Cellectis claims that, by developing this technology on an industrial scale for the first time, it can insert, modify, modulate or correct in vivo a gene in any living organism with great accuracy and reliability and without the adjunction of foreign genes that often are insufficiently specific and poorly tolerated. The company currently has eight MRSs in development.
Cellectis holds a portfolio of 27 patents, and has filed another 69 patent applications. Since it was founded in 2000, the company has raised a total of €17.5 million (US$23.2 million) in two funding rounds completed in 2000 and 2002. Its main investors are AGF Private Equity, of Paris; BankInvest Biomedical Venture, of Copenhagen, Denmark; Edmond de Rothschild Investment Partners, of Paris, Kaminvest Holding, of Lyon, France; and Odyssée Venture, of Paris.
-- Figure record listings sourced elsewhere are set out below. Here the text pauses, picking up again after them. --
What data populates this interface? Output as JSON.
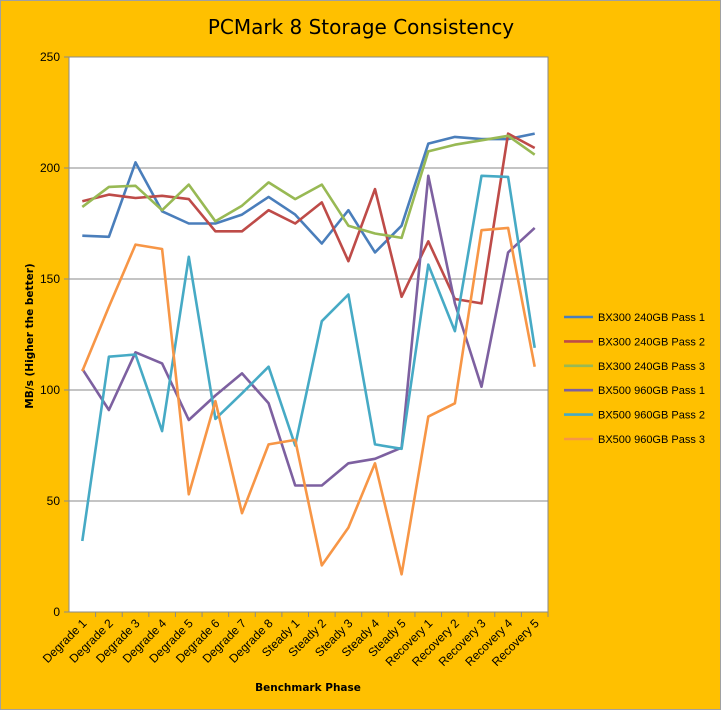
{
  "chart_data": {
    "type": "line",
    "title": "PCMark 8 Storage Consistency",
    "xlabel": "Benchmark Phase",
    "ylabel": "MB/s (Higher the better)",
    "ylim": [
      0,
      250
    ],
    "yticks": [
      0,
      50,
      100,
      150,
      200,
      250
    ],
    "grid": true,
    "legend_position": "right",
    "categories": [
      "Degrade 1",
      "Degrade 2",
      "Degrade 3",
      "Degrade 4",
      "Degrade 5",
      "Degrade 6",
      "Degrade 7",
      "Degrade 8",
      "Steady 1",
      "Steady 2",
      "Steady 3",
      "Steady 4",
      "Steady 5",
      "Recovery 1",
      "Recovery 2",
      "Recovery 3",
      "Recovery 4",
      "Recovery 5"
    ],
    "series": [
      {
        "name": "BX300 240GB Pass 1",
        "color": "#4a7ebb",
        "values": [
          169.5,
          169,
          202.5,
          180.5,
          175,
          175,
          179,
          187,
          179,
          166,
          181,
          162,
          174,
          211,
          214,
          213,
          213,
          215.5
        ]
      },
      {
        "name": "BX300 240GB Pass 2",
        "color": "#be4b48",
        "values": [
          185,
          188,
          186.5,
          187.5,
          186,
          171.5,
          171.5,
          181,
          175,
          184.5,
          158,
          190.5,
          142,
          167,
          141,
          139,
          215.5,
          209
        ]
      },
      {
        "name": "BX300 240GB Pass 3",
        "color": "#98b954",
        "values": [
          182.5,
          191.5,
          192,
          181,
          192.5,
          176,
          183,
          193.5,
          186,
          192.5,
          174,
          170.5,
          168.5,
          207.5,
          210.5,
          212.5,
          214.5,
          206
        ]
      },
      {
        "name": "BX500 960GB Pass 1",
        "color": "#7d60a0",
        "values": [
          109.5,
          91,
          117,
          112,
          86.5,
          97.5,
          107.5,
          94,
          57,
          57,
          67,
          69,
          74,
          196.5,
          139,
          101.5,
          162,
          173
        ]
      },
      {
        "name": "BX500 960GB Pass 2",
        "color": "#46aac5",
        "values": [
          32,
          115,
          116,
          81.5,
          160,
          87,
          98.5,
          110.5,
          75,
          131,
          143,
          75.5,
          73.5,
          156.5,
          126.5,
          196.5,
          196,
          119
        ]
      },
      {
        "name": "BX500 960GB Pass 3",
        "color": "#f79646",
        "values": [
          108.5,
          137.5,
          165.5,
          163.5,
          53,
          95,
          44.5,
          75.5,
          77.5,
          21,
          38,
          67,
          17,
          88,
          94,
          172,
          173,
          110.5
        ]
      }
    ]
  }
}
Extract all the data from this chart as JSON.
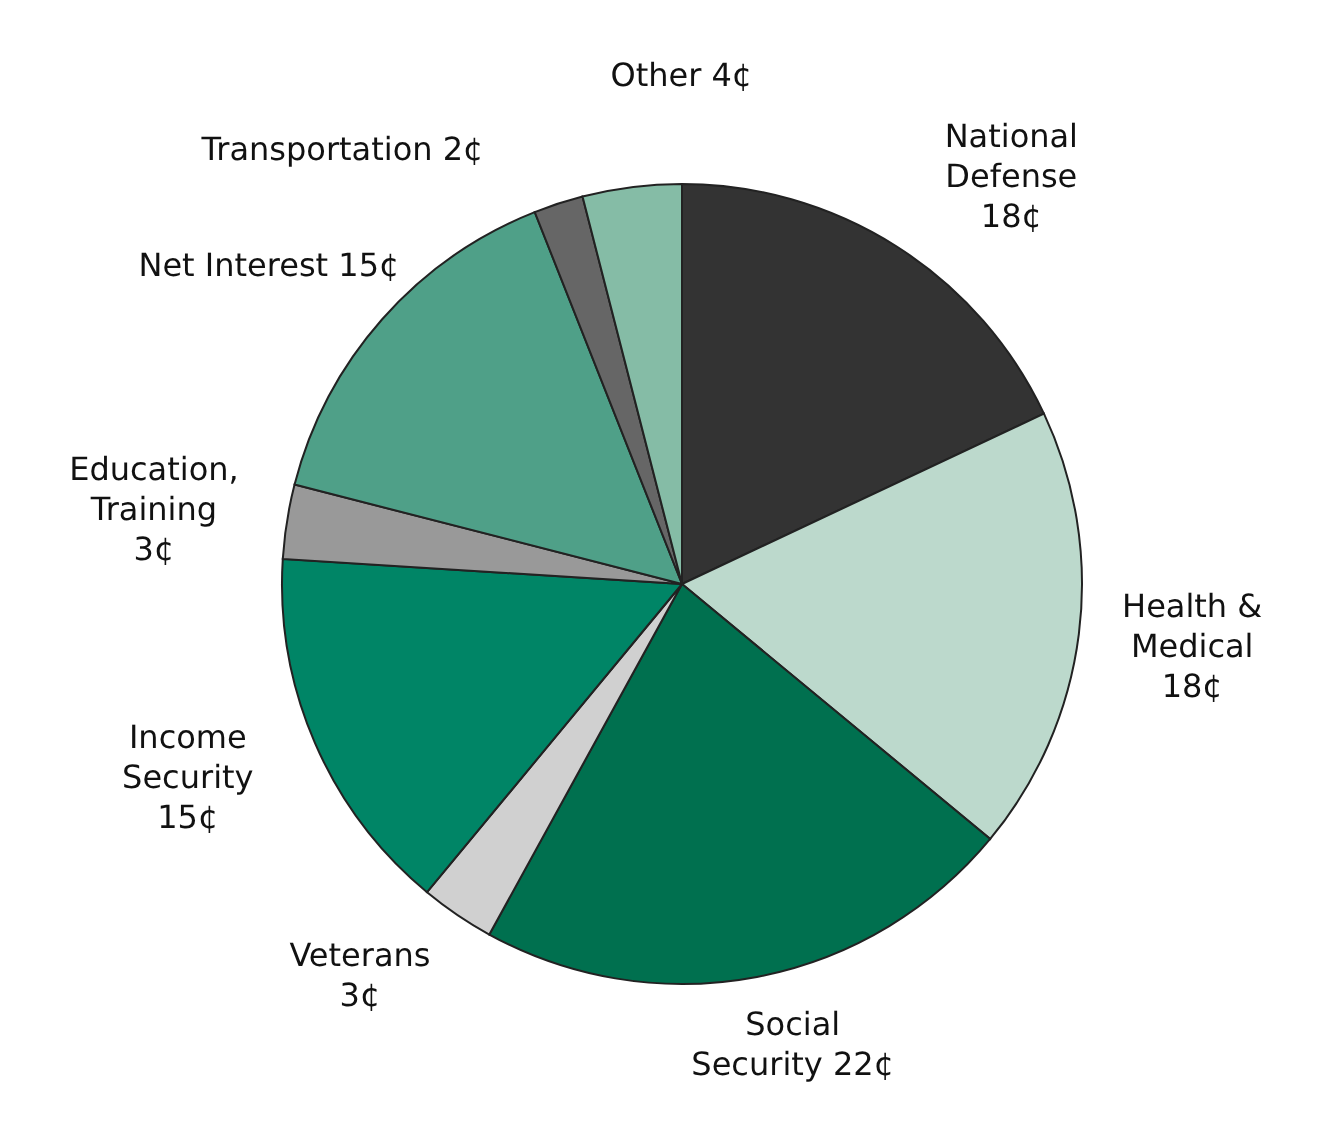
{
  "chart_data": {
    "type": "pie",
    "categories": [
      "National\nDefense",
      "Health &\nMedical",
      "Social\nSecurity",
      "Veterans",
      "Income\nSecurity",
      "Education,\nTraining",
      "Net Interest",
      "Transportation",
      "Other"
    ],
    "values": [
      18,
      18,
      22,
      3,
      15,
      3,
      15,
      2,
      4
    ],
    "value_labels": [
      "18¢",
      "18¢",
      "22¢",
      "3¢",
      "15¢",
      "3¢",
      "15¢",
      "2¢",
      "4¢"
    ],
    "colors": [
      "#333333",
      "#bcd9cc",
      "#00704f",
      "#d0d0d0",
      "#008566",
      "#999999",
      "#4fa088",
      "#666666",
      "#85bca6"
    ]
  }
}
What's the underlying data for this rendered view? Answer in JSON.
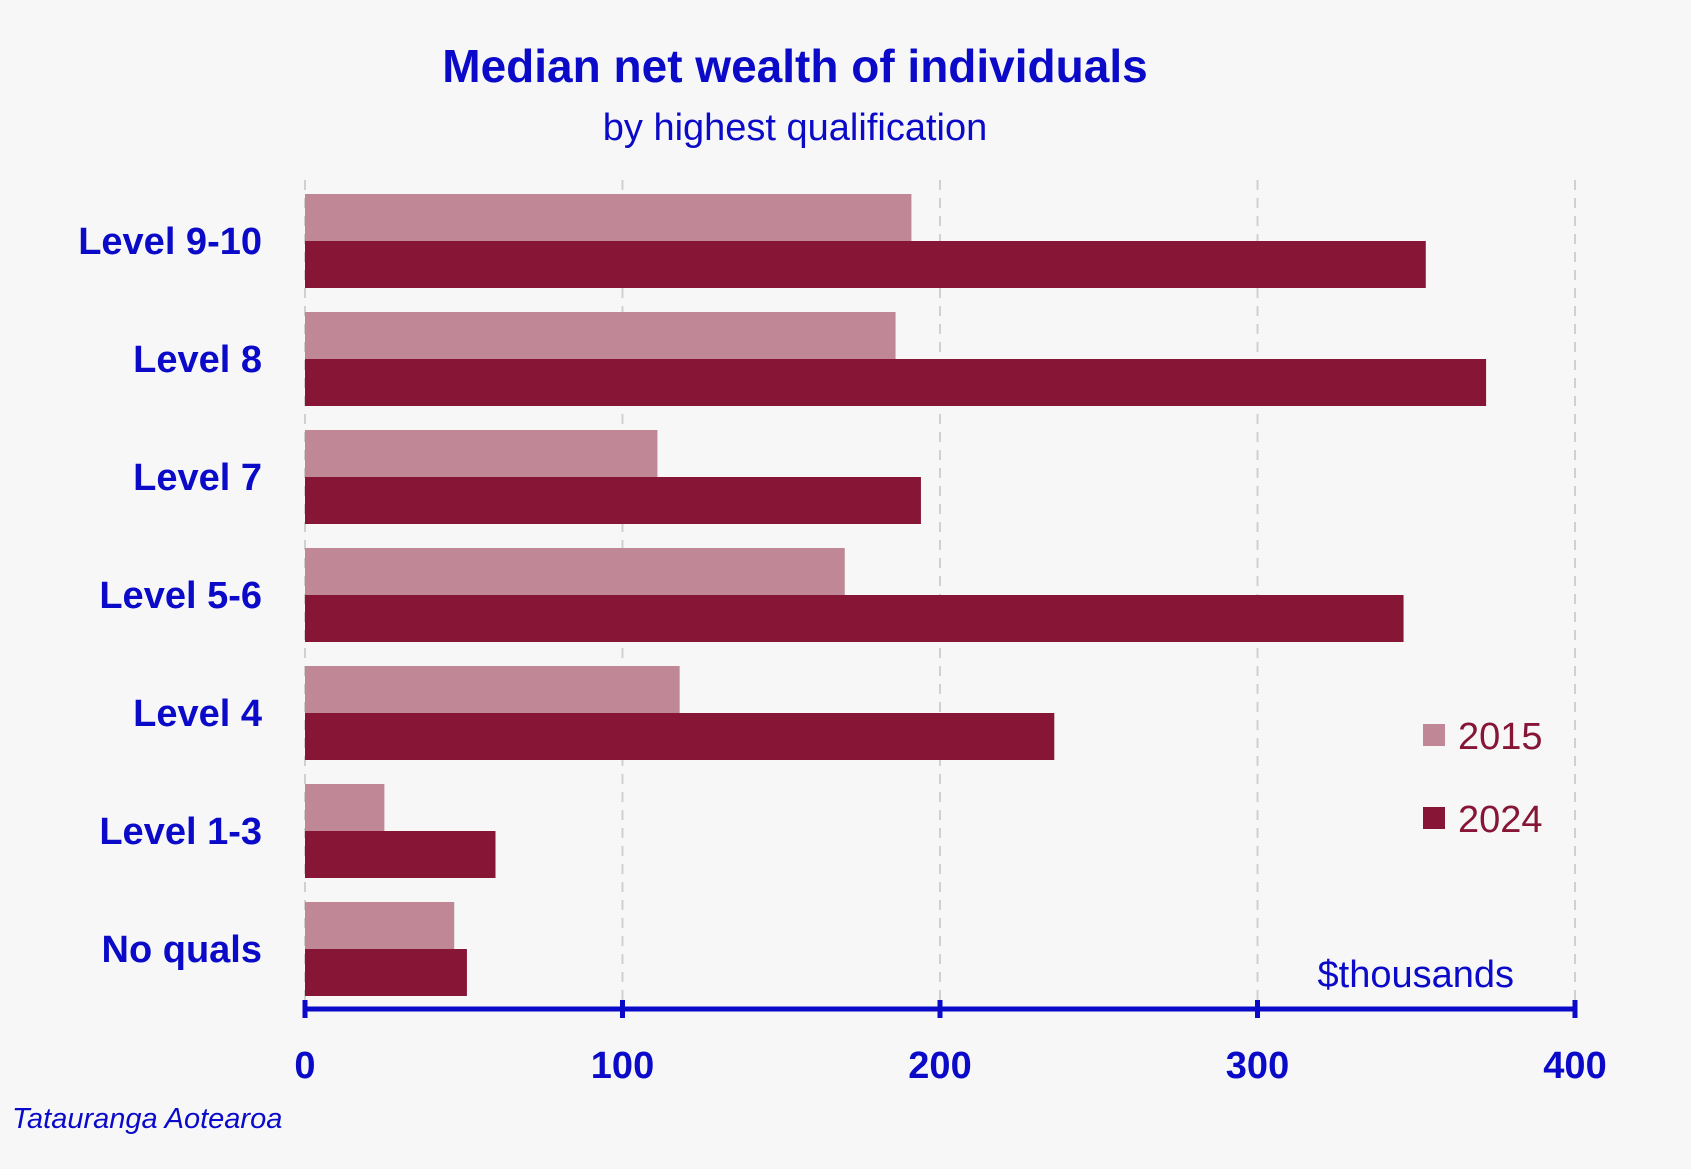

It is engaged in collaborations with 45 biopharmaceutical and crop science companies around the world, including AstraZeneca, Merck & Co., Wyeth, Genentech, Regeneron, Bayer, DuPont and BASF. Its most recent collaboration agreement was signed in July with Lexicon Genetics Inc., of The Woodlands, Texas, which granted Cellectis a worldwide, nonexclusive commercial sublicense for the use of its isogenic DNA technology for homologous recombination in eukaryotic cells by double-stranded break methodology. In return, Cellectis granted Lexicon Genetics an exclusive worldwide license to its technology for the specific replacement or insertion of a gene in a eukaryotic genome. The license applies to the use of Cellectis' technology in combination with internal ribosome entry site (IRES) or isogenic DNA technology in the generation of genetically modified mice.
Lexicon already held a nonexclusive license to Cellectis' technology for the insertion of markers of gene expression and the generation of knock-out mice to complement its own gene-targeting technologies. The new license grants Lexicon exclusive rights to make, use, sell and import genetically engineered mice generated from the use of this technology in combination with IRES or isogenic DNA technology.
Cellectis, based at the Biocitech science and technology park in the Paris suburb of Romainville, currently employs about 40 people.